Dans ce refus de faire de la guerre une guerre pour les Juifs, l’identité des victimes n’a-t-elle pas aussi pesé dans la décision des États-Unis de ne pas intervenir ? En 1938, la majorité des Américains sondés, s’ils condamnent Hitler, estiment que les Juifs allemands sont partiellement responsables des persécutions qu’ils subissent. En 1941, lorsque l’aviateur et démagogue pacifiste Charles Lindbergh dénonce les « agitateurs de guerre », ce sont les Juifs qu’il vise en premier [2]. L’antisémitisme états-unien a certainement joué sa part, en particulier au sein du Département d’État. Insister sur cet antisémitisme ne doit pas pour autant dédouaner les organisations juives elles-mêmes, dont la responsabilité dans l’inaction du gouvernement états-unien a été soulignée par de très nombreux ouvrages.

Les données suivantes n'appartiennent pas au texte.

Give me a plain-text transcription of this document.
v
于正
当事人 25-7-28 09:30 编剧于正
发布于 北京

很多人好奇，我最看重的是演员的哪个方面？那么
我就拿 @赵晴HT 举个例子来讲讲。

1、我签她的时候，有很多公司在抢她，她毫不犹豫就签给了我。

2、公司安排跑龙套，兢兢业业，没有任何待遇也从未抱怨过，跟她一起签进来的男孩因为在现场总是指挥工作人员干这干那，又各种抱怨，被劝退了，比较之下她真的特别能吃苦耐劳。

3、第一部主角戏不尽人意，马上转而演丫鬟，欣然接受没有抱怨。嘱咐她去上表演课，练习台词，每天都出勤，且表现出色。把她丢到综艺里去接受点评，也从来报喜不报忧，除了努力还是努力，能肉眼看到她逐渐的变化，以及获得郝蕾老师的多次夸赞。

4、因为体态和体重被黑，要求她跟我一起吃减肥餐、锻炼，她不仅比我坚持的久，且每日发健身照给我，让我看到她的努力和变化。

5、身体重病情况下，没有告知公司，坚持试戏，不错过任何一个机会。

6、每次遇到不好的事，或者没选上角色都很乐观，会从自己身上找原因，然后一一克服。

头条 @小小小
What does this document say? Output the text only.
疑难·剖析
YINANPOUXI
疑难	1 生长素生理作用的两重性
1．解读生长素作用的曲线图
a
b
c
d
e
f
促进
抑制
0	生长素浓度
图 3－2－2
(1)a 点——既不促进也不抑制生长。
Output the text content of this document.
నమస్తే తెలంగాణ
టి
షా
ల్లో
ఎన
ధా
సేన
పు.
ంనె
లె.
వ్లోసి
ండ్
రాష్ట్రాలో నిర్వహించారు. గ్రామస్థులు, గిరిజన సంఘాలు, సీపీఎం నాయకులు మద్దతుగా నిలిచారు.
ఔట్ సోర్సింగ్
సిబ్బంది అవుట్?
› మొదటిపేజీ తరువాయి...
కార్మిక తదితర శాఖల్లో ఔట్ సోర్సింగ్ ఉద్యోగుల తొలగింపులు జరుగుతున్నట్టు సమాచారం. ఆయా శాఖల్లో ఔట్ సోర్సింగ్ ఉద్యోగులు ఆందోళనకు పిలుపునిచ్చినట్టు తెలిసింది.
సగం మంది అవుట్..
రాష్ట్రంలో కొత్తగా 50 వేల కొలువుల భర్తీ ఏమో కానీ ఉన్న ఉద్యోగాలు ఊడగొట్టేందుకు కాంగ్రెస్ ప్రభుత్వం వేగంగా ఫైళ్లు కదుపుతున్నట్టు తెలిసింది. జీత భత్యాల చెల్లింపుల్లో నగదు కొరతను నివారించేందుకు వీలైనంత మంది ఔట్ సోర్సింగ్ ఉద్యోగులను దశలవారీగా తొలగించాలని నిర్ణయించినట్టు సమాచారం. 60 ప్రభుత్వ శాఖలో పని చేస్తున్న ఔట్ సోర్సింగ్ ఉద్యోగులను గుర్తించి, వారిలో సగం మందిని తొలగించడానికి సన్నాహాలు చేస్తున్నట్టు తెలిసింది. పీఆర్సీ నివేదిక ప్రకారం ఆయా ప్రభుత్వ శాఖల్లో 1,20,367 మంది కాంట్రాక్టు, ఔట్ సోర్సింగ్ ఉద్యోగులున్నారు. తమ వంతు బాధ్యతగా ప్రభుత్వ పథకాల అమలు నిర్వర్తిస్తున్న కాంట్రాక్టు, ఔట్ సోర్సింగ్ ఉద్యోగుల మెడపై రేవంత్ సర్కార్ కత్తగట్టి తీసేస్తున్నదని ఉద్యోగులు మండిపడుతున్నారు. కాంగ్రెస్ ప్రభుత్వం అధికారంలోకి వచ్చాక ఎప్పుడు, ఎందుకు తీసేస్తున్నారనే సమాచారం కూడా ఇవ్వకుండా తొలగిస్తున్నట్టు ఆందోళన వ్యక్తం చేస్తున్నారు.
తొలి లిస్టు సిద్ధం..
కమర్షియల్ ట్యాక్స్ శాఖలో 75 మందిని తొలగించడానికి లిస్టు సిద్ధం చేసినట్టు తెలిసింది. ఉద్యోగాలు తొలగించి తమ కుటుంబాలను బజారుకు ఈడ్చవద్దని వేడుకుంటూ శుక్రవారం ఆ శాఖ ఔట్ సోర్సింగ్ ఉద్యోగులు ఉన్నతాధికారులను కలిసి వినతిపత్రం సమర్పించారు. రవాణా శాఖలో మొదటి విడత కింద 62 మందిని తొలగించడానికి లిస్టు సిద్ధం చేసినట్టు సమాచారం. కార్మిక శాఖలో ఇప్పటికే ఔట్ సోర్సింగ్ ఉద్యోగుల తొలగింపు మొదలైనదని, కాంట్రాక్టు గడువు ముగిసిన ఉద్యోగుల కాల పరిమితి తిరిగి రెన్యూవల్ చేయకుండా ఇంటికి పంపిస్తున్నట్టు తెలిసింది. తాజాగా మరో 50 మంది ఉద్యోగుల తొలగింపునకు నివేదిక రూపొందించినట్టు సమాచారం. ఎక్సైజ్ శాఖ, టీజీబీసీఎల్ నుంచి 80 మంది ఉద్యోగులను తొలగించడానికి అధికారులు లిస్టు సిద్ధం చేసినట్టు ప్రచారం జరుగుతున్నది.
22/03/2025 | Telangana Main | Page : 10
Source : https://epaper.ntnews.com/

Annette Becker évoque ainsi le silence de Stephen Wise, personnalité-clé de la communauté à cette époque, grand rabbin libéral, proche du président Roosevelt, qui aurait trop bien compris les arguments du Département d’État. Plus largement, la bibliographie montre que les organisations juives états-uniennes étaient divisées, entre sionistes et non sionistes, entre establishment et nouveaux venus, sur les demandes à formuler à l’administration Roosevelt et sur la manière de le faire. Elle montre aussi que les organisations plus anciennes, dites de l’establishment, étaient surtout soucieuses de conserver leur réputation d’interlocuteur respectable et craignaient d’attiser l’antisémitisme en collaborant avec des nouveaux venus, en particulier les sionistes révisionnistes du Bergson Group [3]. Ainsi, Raphael Lemkin n’a jamais été reçu par aucune de ces organisations alors qu’il aurait eu tellement à leur dire.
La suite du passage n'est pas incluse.